Lo sviluppo di un’economia blu sostenibile nelle aree costiere, insulari e interne e il sostegno alle comunità di pesca e acquacoltura rappresentano il terzo asse prioritario del Programma, che si concentrerà anzitutto sulle azioni preparatorie per il CLLD, acronimo di Community-Led Local Development, cioè le strategie di sviluppo locale di tipo partecipativo.

Saranno quindi finanziate sia azioni di impostazione metodologica (linee guida, criteri di selezione, modelli, schemi di bando e altri documenti di orientamento) che l’implementazione vera e propria delle strategie di sviluppo locale, coprendo i costi di gestione dei Fisheries Local Action Groups e realizzando interventi di animazione e rafforzamento delle capacità attraverso la rete nazionale dei FLAG.

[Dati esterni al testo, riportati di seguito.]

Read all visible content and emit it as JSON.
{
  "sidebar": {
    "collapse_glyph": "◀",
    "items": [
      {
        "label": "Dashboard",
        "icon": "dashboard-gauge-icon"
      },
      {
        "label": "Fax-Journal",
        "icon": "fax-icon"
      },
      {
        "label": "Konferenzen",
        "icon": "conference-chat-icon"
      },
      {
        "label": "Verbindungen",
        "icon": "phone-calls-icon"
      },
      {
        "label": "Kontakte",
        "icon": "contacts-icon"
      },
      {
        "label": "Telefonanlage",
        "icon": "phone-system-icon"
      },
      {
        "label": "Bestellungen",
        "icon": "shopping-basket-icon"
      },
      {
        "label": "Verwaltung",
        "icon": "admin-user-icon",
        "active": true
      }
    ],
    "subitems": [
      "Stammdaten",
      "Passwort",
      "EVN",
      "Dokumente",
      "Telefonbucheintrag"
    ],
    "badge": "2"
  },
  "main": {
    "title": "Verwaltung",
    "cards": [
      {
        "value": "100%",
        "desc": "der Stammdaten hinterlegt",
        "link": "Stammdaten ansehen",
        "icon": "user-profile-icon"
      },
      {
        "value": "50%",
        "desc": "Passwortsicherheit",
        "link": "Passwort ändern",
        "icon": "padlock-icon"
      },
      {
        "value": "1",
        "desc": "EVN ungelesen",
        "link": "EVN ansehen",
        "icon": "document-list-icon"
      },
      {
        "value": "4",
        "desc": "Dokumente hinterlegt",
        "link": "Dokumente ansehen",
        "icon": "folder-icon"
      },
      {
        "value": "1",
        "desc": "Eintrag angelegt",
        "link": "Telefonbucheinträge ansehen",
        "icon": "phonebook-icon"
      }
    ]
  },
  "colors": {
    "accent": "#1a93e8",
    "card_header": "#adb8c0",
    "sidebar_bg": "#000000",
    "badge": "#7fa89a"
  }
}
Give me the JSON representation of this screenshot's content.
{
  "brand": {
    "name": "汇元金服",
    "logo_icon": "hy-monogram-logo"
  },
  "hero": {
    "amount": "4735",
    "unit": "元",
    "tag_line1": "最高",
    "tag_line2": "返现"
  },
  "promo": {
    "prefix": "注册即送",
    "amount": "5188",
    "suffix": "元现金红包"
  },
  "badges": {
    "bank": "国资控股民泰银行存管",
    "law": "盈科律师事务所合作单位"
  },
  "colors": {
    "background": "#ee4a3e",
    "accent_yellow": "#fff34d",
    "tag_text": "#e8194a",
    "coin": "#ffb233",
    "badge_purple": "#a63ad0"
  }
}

Priorità 4 – Governance degli oceani

L'ultima priorità, dedicata alla governance degli oceani e dei mari, intende rispondere a una pluralità di sfide con particolare riferimento al bacino mediterraneo.

Il PO FEAMPA sosterrà quindi sia azioni relative alla sicurezza marittima, alla cooperazione tra i servizi di guardia costiera e alla sorveglianza delle aree protette, che investimenti per migliorare la conoscenza marina, attraverso attività di raccolta dati, studi e ricerche di base e sul campo per questioni specifiche legate alla pesca.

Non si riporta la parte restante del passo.